なっこ

コーヒープリンス1号店のなっこのレビュー・感想・評価

コーヒープリンス1号店(2007年製作のドラマ)
2.8
恋愛ドラマとしてよく出来てると思う。
きっともっと若い時分なら、私はヒロインに自分を重ねただろう、けれど彼女がハンギョルにどんなに胸を焦がして涙してもちっともピンとこなかった。
なぜかハンソンの気持ちが私には一番よく分かって複雑な気持ちになった。男女4人の四角関係。想い想われ矢印がこんがらがってる。主役二人のピュアな愛に目がいくところが、ひとりの女を長く愛しながらふらっと違う女を見てしまう男の気持ちになぜか共感。それはたぶん私はこのズルい女であるユジュが一番身近で正直な女であるように思えたからかもしれない。

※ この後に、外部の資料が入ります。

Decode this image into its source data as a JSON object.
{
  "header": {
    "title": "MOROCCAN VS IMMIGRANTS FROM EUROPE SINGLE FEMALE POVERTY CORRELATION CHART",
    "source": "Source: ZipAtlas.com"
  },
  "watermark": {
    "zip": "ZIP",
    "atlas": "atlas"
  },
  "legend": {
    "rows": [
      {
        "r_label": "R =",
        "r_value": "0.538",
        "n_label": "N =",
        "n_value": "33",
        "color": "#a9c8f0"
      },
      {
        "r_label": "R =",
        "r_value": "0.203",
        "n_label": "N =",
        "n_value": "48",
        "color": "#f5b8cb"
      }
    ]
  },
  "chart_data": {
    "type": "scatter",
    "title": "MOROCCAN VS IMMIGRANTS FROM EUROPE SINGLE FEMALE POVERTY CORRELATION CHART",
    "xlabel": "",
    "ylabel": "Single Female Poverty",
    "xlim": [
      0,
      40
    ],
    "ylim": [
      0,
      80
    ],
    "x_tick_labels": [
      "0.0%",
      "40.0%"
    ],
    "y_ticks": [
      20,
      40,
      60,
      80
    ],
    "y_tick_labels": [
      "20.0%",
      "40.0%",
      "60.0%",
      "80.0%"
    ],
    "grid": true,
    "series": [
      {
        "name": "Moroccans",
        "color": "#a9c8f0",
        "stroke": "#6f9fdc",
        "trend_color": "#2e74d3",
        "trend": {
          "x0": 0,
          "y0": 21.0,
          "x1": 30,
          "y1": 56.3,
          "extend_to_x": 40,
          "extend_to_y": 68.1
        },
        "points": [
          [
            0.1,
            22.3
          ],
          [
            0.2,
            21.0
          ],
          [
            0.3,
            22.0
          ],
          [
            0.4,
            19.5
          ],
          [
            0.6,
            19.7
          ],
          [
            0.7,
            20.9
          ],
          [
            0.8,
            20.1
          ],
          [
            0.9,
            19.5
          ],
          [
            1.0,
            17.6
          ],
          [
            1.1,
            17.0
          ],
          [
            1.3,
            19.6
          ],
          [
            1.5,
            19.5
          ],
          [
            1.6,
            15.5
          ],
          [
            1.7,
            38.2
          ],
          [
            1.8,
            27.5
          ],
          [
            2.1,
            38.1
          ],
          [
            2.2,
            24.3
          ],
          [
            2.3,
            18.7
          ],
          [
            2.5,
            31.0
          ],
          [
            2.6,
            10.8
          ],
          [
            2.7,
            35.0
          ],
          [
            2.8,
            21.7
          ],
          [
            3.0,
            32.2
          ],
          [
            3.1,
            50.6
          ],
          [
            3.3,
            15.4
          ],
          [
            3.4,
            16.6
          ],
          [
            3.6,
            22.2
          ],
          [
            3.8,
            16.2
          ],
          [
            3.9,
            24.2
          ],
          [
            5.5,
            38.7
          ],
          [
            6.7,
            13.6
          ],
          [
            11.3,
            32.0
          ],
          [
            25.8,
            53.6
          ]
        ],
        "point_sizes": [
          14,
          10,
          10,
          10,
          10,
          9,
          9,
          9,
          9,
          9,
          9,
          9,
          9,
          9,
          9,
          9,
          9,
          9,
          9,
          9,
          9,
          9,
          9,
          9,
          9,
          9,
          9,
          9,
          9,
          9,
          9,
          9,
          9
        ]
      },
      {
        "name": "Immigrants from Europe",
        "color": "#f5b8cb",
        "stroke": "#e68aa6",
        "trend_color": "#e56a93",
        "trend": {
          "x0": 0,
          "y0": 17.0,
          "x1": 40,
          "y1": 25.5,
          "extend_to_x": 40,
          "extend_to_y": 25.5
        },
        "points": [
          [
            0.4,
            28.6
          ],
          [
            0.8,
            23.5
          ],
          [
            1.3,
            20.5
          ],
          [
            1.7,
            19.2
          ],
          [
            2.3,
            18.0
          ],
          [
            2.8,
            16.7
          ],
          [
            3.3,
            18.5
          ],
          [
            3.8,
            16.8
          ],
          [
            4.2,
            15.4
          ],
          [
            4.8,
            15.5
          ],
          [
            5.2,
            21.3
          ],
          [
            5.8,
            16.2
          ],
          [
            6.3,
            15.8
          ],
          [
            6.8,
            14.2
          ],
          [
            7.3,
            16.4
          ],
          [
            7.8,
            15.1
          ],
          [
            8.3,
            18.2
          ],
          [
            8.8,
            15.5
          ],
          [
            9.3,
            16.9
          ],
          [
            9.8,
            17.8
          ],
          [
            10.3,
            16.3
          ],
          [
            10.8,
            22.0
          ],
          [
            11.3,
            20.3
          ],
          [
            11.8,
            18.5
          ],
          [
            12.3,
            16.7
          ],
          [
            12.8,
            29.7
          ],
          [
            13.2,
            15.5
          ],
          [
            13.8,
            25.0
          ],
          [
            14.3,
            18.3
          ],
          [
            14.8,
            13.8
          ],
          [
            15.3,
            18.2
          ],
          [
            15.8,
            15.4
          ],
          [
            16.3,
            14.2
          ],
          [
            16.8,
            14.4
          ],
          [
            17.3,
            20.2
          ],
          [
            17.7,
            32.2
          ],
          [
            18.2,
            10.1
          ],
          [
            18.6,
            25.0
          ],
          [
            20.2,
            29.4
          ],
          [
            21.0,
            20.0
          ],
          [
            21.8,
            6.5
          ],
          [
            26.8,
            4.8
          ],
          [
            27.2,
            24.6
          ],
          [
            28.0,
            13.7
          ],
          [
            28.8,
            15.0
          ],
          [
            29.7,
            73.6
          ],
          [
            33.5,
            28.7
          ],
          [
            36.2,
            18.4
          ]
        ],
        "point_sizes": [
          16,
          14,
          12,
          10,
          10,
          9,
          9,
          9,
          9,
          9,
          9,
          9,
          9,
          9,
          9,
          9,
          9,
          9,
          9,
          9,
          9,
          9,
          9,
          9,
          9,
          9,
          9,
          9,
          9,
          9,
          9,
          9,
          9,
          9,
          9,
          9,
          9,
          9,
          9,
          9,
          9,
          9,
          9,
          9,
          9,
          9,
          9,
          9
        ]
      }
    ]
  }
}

誰かの心の中に自分以外が存在することを許せない。その人をよく知っているからこそ、少しでもその誰かの存在が大きくなっていけば自分を脅かすに違いないと怖くなる。自分の裏切りは棚に上げて予想もしなかった相手の心の隙間に気が付いて、自分はちっとも自信を持ったひとりの女ではなかったことに気がつかされる。その葛藤。男は男で、その揺れに戸惑う。けれど長く愛し合う男女ならこういう均衡の崩れは必ず経験するもの。ハンソンは一歩引いて、彼女を待つ。褪せたように見える愛にどんな未来の色を重ねていくのか、とても大人な展開だなと、こちらの方ばかり気になってしまった。

コーヒー店の仲間もなんだかんだでふたりを応援していて、紅一点のヒロインの味方でもあり良い同僚たちだな〜と癒される。それぞれ抱えてる問題もあるし、たまに聞こえてくる日本語もそのまま意味わかるし、不思議な感じがした。男装の話題でオスカルが出てくるのは意外。韓国ドラマではたまに少女漫画の話になるときがある、そんな時は意外と女の子たちのカルチャーは似たようなもので育ってきたのかな、と親近感がわいてくる。